Waves in source-free and lossless media are solutions to the vector wave equations.

Uniform Plane Waves in Source-Free and Lossless Media

An important subset of solutions to the vector wave equations are uniform plane waves. Uniform plane waves result when solutions are constrained to exhibit constant magnitude and phase in a plane. For example, if this plane is specified to be perpendicular to \(z\) (i.e., \(\partial/\partial x = \partial/\partial y =0\)) then solutions for \(\widetilde{\bf E}\) have the form:

\[\widetilde{\bf E} = \hat{\bf x}\widetilde{E}_x + \hat{\bf y}\widetilde{E}_y \nonumber \]

where

\[\begin{align} \widetilde{E}_x &= E_{x0}^+ e^{-j\beta z} + E_{x0}^- e^{+j\beta z} \label{m0179_ePWLM-Ex} \\ \widetilde{E}_y &= E_{y0}^+ e^{-j\beta z} + E_{y0}^- e^{+j\beta z} \label{m0179_ePWLM-Ey} \end{align} \]

and where \(E_{x0}^+\), \(E_{x0}^-\), \(E_{y0}^+\), and \(E_{y0}^-\) are constant complex-valued coefficients which depend on sources and boundary conditions.

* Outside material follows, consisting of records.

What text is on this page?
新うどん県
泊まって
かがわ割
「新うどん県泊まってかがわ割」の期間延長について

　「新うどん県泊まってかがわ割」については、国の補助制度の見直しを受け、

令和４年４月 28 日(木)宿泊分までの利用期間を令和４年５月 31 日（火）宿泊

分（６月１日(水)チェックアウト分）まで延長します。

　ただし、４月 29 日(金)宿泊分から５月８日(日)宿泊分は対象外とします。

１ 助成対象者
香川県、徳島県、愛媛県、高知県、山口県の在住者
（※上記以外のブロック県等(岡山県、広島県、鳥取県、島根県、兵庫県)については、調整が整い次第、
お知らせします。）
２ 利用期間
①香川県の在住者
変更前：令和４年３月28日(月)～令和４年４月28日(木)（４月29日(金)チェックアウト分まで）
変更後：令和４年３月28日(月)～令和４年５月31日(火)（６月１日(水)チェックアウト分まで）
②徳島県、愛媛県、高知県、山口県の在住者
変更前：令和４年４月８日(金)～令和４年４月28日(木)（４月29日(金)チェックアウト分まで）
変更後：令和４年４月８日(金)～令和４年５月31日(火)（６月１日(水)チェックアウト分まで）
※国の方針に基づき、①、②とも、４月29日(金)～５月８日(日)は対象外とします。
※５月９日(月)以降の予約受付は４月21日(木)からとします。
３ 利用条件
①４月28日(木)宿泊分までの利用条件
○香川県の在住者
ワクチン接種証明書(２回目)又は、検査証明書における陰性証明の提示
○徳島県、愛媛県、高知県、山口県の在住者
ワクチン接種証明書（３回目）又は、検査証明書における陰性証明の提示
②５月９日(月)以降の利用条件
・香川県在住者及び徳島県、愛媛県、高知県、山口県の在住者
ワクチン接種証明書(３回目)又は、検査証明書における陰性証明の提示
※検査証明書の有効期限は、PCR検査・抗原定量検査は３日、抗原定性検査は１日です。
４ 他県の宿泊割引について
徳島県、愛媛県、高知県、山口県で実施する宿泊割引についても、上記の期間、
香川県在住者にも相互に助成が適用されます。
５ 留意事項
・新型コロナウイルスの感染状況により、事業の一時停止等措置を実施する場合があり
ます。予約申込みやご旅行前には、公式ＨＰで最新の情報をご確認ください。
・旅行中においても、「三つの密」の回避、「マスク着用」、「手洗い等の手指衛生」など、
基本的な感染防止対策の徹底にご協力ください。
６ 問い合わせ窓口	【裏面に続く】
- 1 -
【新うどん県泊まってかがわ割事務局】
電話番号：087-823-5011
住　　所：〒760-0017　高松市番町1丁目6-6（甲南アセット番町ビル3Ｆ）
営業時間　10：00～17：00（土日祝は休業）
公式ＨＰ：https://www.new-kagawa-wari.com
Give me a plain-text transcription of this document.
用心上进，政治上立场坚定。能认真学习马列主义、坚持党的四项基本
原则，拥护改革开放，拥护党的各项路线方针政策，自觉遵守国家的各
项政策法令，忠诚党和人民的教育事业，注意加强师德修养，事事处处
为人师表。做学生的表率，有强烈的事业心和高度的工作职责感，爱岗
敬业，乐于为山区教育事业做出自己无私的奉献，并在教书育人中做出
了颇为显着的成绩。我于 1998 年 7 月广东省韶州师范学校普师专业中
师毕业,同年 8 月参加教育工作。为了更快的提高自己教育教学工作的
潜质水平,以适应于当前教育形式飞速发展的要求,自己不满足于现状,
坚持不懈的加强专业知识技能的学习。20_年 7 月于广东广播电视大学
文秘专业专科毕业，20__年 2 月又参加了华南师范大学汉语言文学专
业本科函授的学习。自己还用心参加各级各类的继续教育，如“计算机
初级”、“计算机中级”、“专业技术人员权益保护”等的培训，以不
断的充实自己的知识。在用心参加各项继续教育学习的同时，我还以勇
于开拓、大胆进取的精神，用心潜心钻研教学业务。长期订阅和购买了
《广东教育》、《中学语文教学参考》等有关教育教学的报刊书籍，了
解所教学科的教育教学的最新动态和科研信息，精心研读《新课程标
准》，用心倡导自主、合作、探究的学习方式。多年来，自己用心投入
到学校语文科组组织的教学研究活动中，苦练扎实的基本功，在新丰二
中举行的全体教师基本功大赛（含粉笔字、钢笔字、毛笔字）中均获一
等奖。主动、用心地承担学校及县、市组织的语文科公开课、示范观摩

The first term and second terms of Equations \ref{m0179_ePWLM-Ex} and \ref{m0179_ePWLM-Ey} correspond to waves traveling in the \(+\hat{\bf z}\) and \(-\hat{\bf z}\) directions, respectively. Because \(\widetilde{\bf H}\) is a solution to the same vector wave equation, the solution for \({\bf H}\) is identical except with different coefficients.

The scalar components of the plane waves described in Equations \ref{m0179_ePWLM-Ex} and \ref{m0179_ePWLM-Ey} exhibit the same characteristics as other types of waves, including sound waves and voltage and current waves in transmission lines. In particular, the phase velocity of waves propagating in the \(+\hat{\bf z}\) and \(-\hat{\bf z}\) direction is

\[v_p = \frac{\omega}{\beta} = \frac{1}{\sqrt{\mu\epsilon}} \nonumber \]

and the wavelength is

\[\lambda = \frac{2\pi}{\beta} \nonumber \]

By requiring solutions for \(\widetilde{\bf E}\) and \(\widetilde{\bf H}\) to satisfy the Maxwell curl equations (i.e., the Maxwell-Faraday equation and Ampere’s law), we find that \(\widetilde{\bf E}\), \(\widetilde{\bf H}\), and the direction of propagation \(\hat{\bf k}\) are mutually perpendicular. In particular, we obtain the plane wave relationships:

\[\begin{aligned} \widetilde{\bf E} &= -\eta \hat{\bf k} \times \widetilde{\bf H} \label{m0179_ePWRE} \\ \widetilde{\bf H} &= \frac{1}{\eta} \hat{\bf k} \times \widetilde{\bf E} \label{m0179_ePWRH}\end{aligned} \]

where

\[\eta \triangleq \sqrt{\frac{\mu}{\epsilon}} \nonumber \]

is the wave impedance, also known as the intrinsic impedance of the medium, and \(\hat{\bf k}\) is in the same direction as \(\widetilde{\bf E}\times\widetilde{\bf H}\).

The power density associated with a plane wave is

\[S = \frac{\left|\widetilde{\bf E}\right|^2}{2\eta} \nonumber \]

where \(S\) has SI base units of W/m\(^2\), and here it is assumed that \(\widetilde{\bf E}\) is in peak (as opposed to rms) units.

Commonly-Assumed Properties of Materials

Finally, a reminder about commonly-assumed properties of the material constitutive parameters \(\epsilon\), \(\mu\), and \(\sigma\). We often assume these parameters exhibit the following properties:

• Homogeneity. A material that is homogeneous is uniform over the space it occupies; that is, the values of its constitutive parameters are constant at all locations within the material.
• Isotropy. A material that is isotropic behaves in precisely the same way regardless of how it is oriented with respect to sources, fields, and other materials.
• Linearity. A material is said to be linear if its properties do not depend on the sources and fields applied to the material. Linear media exhibit superposition; that is, the response to multiple sources is equal to the sum of the responses to the sources individually.
• Time-invariance. A material is said to be time-invariant if its properties do not vary as a function of time.